From: LTC Scott Lucas, English Dept.

RE: Minutes of 11/15/11 CCOC meeting.

 

Members Present: Brown, Chen, Lassiter, Lucas, Mabrouk, McNealy, Silver.

 

The meeting began at about 1105 hours. LTC Tara McNealy opened the session with a report on the results of the faculty survey the Committee approved at its 10/18/11 meeting. This survey asked faculty members to select the five general-education skill domains they held to be most critical for inclusion in The Citadel’s core curriculum and to rank them from one to five. LTC McNealy reported that 104 faculty members responded to the survey, which was a 40% response rate. Out of the 13 choices, four skill domains stood above the rest in faculty preference, earning over a 3.0 on the 5.0 scale. These were critical thinking (3.73), written communication (3.45), ethical reasoning (3.32), and quantitative (3.21). (The numbers in parentheses represent each skill domain’s average rating by faculty.)

 

LTC Scott Lucas then asked for discussion of which of the 13 skill groups the CCOC should recommend as those most important for the core curriculum. LTC McNealy noted that Committee members could recommend adopting 3, 4, or 5 general-education learning skills for adoption.
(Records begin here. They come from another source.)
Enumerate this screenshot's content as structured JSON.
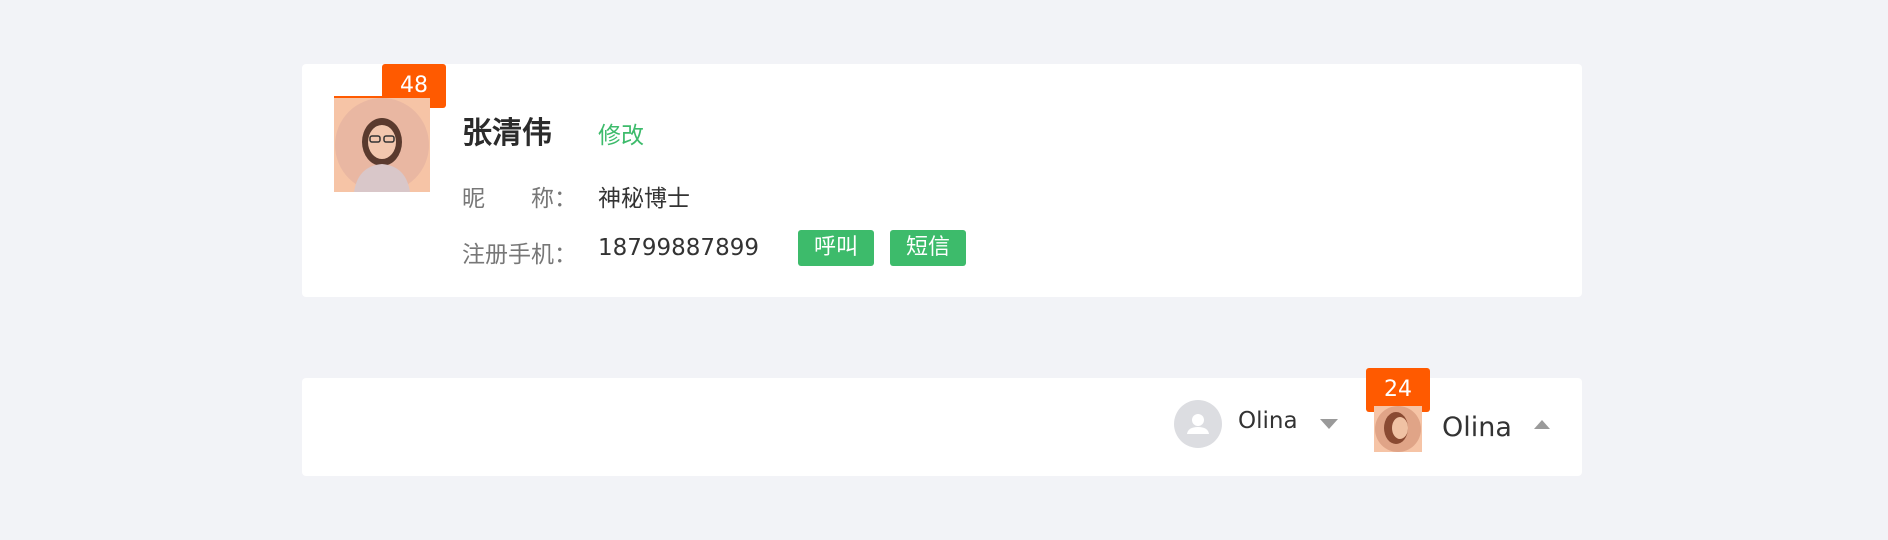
{
  "profile": {
    "badge_count": "48",
    "name": "张清伟",
    "edit_label": "修改",
    "nickname_label": "昵　　称：",
    "nickname_value": "神秘博士",
    "phone_label": "注册手机：",
    "phone_value": "18799887899",
    "call_label": "呼叫",
    "sms_label": "短信"
  },
  "user_bar": {
    "user1_name": "Olina",
    "user2_name": "Olina",
    "user2_badge_count": "24"
  },
  "colors": {
    "accent_orange": "#ff5a00",
    "accent_green": "#3dbb6b",
    "background": "#f2f3f7"
  },
  "icons": {
    "default_avatar": "person-icon",
    "dropdown_closed": "caret-down-icon",
    "dropdown_open": "caret-up-icon"
  }
}
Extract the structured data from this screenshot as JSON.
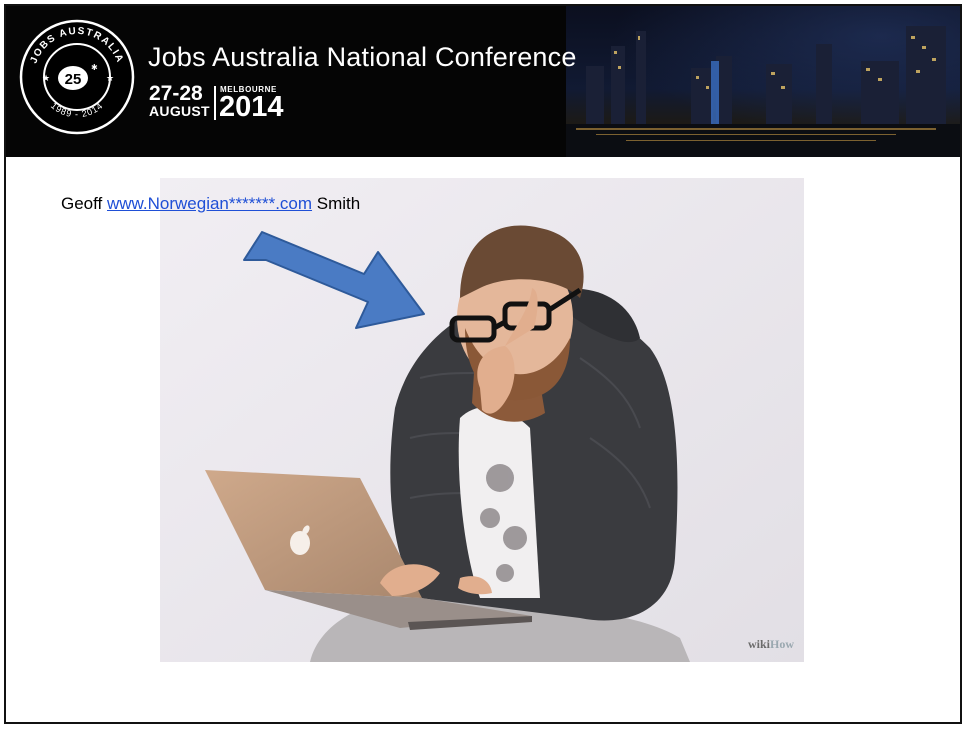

Committee members debated this question as well as several other topics during the discussion, including the specific definitions of some of the skill domains, how and where student progress in gaining the skills would be assessed, what the desired specific learning outcomes of the skills might be, and what faculty and students might be told about the role these skills are to play in the core curriculum.

 

After discussion, the Committee voted to recommend the four skill domains most highly ranked by the faculty as a whole: critical thinking, written communication, ethical reasoning, and quantitative skills. Attention then turned to the question of which body should create drafts specifying the desired learning outcomes The Citadel would like to see from the teaching of these skill domains. The CCOC voted to ask the Faculty Assessment and Analysis Team (FAAT) to create these learning-outcome drafts, which will be a series of sentences stating desired learning outcomes for each of the recommended skills. Once she had these drafts in hand, LTC McNealy told the Committee, she will return to the CCOC for our approval of them. She would then take our recommended skill domains and the FAAT’s learning-outcome sentences (if approved by the CCOC) to Academic Board for its consideration. She hoped to present them at the January Academic Board meeting.

 

LTC Lucas told the Committee that he thought it would most likely meet again in January 2012. The meeting broke up at about 1135 hours.